Several innovative technologies are advancing GTF2H1 antibody applications:

• Proximity labeling approaches:

  • BioID or APEX2 fusions with GTF2H1 to identify context-specific interaction partners

  • Allows identification of transient interactions during transcription vs. repair

• Live-cell imaging techniques:

  • Antibody fragments (nanobodies) for live-cell visualization

  • CRISPR-based tagging for endogenous protein tracking

  • Super-resolution microscopy to visualize TFIIH complex assembly

• Single-cell applications:

  • Mass cytometry (CyTOF) with GTF2H1 antibodies for single-cell protein analysis

  • Integration with single-cell transcriptomics

  • Spatial transcriptomics combined with GTF2H1 immunostaining

• Automated high-content screening:

  • High-throughput imaging of GTF2H1 recruitment to damage sites

  • Screening for compounds that modulate TFIIH function

  • Machine learning algorithms to classify phenotypes

• CRISPR-based genetic screens:

  • Combining CRISPR screens with GTF2H1 antibody-based readouts

  • Identifying novel regulators of TFIIH complex assembly and function

These emerging technologies offer opportunities to study GTF2H1 with unprecedented spatial and temporal resolution in both normal and disease states.

What are the current limitations in GTF2H1 antibody research and how might they be addressed?
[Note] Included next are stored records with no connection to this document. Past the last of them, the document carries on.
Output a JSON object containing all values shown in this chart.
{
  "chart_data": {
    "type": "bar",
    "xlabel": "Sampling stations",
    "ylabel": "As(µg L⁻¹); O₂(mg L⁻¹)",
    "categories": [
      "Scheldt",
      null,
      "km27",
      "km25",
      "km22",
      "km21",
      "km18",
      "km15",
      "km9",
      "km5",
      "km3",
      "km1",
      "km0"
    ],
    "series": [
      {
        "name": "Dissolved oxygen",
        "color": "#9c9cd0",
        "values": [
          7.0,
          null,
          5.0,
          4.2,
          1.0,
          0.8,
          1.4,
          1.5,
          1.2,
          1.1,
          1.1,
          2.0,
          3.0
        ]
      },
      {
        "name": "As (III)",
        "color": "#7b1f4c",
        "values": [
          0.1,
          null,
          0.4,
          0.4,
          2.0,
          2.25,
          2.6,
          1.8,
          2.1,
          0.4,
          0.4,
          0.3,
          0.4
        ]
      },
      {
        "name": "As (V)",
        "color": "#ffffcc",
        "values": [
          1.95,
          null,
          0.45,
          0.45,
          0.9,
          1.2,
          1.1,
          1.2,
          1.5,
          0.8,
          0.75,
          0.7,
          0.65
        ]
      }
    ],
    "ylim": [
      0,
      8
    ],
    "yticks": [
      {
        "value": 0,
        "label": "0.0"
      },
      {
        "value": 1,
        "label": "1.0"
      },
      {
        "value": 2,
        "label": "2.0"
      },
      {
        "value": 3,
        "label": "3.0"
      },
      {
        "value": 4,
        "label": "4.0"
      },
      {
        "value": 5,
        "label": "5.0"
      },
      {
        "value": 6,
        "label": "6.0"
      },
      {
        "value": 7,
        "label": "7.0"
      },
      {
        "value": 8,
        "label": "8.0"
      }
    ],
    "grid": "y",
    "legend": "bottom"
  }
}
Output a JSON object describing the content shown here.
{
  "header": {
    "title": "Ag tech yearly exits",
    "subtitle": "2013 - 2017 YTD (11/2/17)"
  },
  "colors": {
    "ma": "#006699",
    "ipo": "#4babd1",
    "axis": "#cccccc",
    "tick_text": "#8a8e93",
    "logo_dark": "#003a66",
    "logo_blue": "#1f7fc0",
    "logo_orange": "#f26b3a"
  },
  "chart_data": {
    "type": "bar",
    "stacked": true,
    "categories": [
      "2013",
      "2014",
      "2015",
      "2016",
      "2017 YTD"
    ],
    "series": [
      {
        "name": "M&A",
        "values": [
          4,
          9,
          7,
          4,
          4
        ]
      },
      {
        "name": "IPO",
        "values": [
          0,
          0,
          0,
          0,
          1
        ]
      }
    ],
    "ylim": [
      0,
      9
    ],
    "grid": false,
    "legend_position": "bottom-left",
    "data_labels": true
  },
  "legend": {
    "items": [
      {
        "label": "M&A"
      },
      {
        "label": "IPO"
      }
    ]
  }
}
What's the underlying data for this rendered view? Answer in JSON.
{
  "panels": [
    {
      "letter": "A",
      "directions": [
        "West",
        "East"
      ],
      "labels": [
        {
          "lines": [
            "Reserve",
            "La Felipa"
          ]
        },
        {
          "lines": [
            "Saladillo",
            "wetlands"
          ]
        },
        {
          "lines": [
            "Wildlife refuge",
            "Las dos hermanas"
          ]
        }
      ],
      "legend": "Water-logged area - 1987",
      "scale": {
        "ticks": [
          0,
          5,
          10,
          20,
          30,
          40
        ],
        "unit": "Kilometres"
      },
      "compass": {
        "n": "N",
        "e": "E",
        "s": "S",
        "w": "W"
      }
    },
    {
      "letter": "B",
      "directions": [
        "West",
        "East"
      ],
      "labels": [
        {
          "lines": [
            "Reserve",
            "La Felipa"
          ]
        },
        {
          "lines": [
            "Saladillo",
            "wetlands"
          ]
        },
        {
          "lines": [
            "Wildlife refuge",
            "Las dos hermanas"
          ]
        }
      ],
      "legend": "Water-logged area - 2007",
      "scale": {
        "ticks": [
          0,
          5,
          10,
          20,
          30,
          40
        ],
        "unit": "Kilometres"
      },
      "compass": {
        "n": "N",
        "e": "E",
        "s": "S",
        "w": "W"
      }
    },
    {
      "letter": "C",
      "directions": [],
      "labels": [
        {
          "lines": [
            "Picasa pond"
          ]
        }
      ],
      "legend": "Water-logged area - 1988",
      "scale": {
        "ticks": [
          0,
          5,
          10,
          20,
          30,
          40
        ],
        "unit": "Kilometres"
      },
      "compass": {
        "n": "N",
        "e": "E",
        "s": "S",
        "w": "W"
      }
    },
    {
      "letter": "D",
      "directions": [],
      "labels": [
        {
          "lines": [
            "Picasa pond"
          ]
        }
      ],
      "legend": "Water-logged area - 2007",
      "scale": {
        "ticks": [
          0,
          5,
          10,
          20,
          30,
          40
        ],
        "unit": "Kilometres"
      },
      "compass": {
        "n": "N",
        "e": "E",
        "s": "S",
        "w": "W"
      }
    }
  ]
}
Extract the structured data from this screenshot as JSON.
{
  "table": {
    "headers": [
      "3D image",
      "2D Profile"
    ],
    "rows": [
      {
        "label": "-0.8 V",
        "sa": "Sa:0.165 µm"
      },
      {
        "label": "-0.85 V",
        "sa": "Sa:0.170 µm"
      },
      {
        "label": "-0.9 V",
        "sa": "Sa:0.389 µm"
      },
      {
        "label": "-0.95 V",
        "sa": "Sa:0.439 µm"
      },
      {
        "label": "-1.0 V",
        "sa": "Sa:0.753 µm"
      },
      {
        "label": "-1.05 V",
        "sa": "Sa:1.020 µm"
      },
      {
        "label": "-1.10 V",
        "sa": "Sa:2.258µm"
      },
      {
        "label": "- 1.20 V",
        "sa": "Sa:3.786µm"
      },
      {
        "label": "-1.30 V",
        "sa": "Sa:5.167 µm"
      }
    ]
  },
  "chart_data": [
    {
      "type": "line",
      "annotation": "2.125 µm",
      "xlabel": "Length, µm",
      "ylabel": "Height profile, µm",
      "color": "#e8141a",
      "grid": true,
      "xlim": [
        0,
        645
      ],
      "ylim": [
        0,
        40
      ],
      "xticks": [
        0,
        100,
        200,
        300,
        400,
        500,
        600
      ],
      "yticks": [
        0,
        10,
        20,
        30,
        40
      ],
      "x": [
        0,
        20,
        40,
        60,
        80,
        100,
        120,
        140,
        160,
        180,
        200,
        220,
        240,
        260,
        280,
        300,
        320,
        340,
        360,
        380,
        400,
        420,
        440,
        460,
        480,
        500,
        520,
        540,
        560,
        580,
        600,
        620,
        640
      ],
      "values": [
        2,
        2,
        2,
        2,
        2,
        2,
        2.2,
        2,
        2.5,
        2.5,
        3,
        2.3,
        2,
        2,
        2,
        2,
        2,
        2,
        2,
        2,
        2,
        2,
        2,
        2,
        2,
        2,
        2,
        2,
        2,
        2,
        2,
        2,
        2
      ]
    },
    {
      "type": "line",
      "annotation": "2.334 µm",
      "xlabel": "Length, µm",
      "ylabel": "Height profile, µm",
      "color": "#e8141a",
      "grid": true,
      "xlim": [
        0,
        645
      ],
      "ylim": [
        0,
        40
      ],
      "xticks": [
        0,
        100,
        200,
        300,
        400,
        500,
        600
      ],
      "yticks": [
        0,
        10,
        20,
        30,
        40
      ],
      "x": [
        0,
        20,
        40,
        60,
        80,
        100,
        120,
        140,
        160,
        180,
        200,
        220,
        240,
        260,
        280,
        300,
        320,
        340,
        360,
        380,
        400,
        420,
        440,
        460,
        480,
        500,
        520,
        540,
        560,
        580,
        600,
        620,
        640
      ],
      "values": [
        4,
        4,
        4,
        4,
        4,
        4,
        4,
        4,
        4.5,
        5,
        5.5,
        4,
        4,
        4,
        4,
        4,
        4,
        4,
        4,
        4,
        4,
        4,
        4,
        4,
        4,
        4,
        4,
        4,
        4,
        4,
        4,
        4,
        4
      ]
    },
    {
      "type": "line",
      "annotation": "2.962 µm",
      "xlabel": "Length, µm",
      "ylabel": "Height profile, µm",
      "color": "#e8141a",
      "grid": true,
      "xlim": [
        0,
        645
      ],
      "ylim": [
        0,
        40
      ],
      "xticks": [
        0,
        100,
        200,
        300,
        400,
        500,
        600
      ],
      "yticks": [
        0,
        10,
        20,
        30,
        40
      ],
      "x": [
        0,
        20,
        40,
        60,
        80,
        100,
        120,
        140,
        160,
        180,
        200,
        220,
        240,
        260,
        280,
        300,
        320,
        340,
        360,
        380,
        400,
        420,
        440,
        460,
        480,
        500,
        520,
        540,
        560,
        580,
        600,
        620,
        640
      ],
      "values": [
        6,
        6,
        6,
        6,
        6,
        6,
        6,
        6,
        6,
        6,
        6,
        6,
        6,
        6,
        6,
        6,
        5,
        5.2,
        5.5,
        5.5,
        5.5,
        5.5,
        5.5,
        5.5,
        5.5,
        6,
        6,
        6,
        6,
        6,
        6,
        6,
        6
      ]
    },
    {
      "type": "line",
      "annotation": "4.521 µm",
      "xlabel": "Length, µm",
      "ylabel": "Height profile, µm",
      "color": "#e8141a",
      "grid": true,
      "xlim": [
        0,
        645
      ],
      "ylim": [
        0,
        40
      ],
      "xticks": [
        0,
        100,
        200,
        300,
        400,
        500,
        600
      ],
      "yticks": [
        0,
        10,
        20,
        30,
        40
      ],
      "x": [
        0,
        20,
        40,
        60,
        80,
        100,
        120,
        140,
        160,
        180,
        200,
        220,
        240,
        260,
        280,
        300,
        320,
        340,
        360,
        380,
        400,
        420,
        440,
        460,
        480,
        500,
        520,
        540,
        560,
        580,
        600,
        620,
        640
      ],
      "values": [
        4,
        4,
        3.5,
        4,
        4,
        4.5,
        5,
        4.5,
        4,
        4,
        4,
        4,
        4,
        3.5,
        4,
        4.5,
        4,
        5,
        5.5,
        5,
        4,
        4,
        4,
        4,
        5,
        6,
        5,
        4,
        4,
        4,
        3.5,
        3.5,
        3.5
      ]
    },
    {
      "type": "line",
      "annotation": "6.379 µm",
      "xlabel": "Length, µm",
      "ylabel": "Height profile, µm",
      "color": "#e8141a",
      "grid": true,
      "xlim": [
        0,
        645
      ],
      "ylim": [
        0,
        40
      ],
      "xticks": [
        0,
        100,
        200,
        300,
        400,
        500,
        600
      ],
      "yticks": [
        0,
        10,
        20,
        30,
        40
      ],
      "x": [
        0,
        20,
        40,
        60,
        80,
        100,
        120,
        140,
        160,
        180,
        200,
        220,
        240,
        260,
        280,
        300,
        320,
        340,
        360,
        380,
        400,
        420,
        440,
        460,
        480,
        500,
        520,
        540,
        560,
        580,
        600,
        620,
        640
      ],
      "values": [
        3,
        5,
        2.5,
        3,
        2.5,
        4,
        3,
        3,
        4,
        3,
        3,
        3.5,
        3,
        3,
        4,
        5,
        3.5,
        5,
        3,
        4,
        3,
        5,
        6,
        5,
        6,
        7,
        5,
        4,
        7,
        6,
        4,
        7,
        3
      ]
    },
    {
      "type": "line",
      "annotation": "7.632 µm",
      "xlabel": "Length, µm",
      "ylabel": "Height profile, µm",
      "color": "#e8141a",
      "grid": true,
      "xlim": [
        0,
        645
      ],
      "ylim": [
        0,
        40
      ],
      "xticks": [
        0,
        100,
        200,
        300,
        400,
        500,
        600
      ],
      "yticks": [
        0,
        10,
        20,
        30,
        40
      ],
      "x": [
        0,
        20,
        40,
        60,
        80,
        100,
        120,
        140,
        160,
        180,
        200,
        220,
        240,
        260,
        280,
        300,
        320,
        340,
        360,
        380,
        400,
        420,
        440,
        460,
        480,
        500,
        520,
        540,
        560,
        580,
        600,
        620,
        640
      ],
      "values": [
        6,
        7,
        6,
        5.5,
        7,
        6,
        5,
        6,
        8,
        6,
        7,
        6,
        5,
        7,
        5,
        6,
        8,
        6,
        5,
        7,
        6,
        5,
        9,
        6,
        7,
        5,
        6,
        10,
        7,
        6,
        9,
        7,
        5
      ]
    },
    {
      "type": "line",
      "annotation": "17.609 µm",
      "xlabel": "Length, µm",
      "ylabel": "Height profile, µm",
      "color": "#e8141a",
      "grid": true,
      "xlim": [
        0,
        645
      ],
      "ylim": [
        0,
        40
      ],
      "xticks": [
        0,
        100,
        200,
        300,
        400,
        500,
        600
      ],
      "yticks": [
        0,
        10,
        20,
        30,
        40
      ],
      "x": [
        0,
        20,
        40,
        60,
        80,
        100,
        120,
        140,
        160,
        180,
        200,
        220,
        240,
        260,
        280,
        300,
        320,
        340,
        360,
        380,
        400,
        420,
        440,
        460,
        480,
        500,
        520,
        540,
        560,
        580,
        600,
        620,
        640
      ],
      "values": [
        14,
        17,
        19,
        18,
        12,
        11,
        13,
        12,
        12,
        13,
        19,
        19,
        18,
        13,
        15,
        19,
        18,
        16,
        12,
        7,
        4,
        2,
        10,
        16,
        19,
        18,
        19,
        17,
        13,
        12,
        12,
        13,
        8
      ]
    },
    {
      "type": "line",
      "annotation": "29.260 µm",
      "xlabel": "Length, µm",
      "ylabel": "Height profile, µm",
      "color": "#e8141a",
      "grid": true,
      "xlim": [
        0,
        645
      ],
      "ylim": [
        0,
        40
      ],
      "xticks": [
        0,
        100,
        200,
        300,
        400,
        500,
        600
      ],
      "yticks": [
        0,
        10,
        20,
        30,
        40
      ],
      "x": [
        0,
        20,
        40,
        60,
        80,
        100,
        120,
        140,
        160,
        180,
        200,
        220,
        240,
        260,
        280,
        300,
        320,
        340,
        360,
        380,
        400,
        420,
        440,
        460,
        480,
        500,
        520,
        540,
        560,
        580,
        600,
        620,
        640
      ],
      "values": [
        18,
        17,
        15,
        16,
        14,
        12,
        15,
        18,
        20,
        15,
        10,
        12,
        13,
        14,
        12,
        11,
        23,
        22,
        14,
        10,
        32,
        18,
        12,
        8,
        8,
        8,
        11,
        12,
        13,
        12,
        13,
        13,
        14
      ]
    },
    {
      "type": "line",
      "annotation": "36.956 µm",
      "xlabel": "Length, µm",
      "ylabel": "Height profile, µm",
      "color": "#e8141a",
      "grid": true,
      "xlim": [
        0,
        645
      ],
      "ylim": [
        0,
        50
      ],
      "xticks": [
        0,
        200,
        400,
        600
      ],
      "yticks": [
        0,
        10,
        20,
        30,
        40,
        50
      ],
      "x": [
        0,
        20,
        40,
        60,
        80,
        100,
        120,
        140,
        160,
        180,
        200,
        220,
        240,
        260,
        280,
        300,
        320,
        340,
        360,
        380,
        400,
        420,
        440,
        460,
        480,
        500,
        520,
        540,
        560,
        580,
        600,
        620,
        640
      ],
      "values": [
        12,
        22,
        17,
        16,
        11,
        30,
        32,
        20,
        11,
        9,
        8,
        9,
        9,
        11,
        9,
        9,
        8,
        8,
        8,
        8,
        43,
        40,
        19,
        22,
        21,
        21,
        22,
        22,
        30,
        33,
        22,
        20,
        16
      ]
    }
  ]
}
Current limitations in GTF2H1 antibody research include:

• Specificity challenges:

  • Cross-reactivity with related proteins in some species

  • Solution: Develop and validate highly specific monoclonal antibodies

  • CRISPR knockout validation to confirm specificity

• Post-translational modification detection:

  • Limited availability of modification-specific antibodies

  • Solution: Develop antibodies against known GTF2H1 modifications

  • Combine with mass spectrometry for comprehensive PTM mapping

• Complex assembly detection:

  • Difficulty distinguishing free vs. TFIIH-complexed GTF2H1

  • Solution: Develop conformation-specific antibodies

  • Proximity ligation assays to visualize complex formation

• Quantification standardization:

  • Variability in antibody performance between lots

  • Solution: Develop recombinant protein standards

  • Establish quantitative benchmarks across laboratories

• Tissue penetration in thick sections:

  • Limited antibody penetration in brain and other dense tissues

  • Solution: Develop smaller antibody fragments

  • Tissue clearing techniques compatible with immunostaining

Future directions should include development of highly specific recombinant antibodies with standardized validation protocols to enhance reproducibility across laboratories.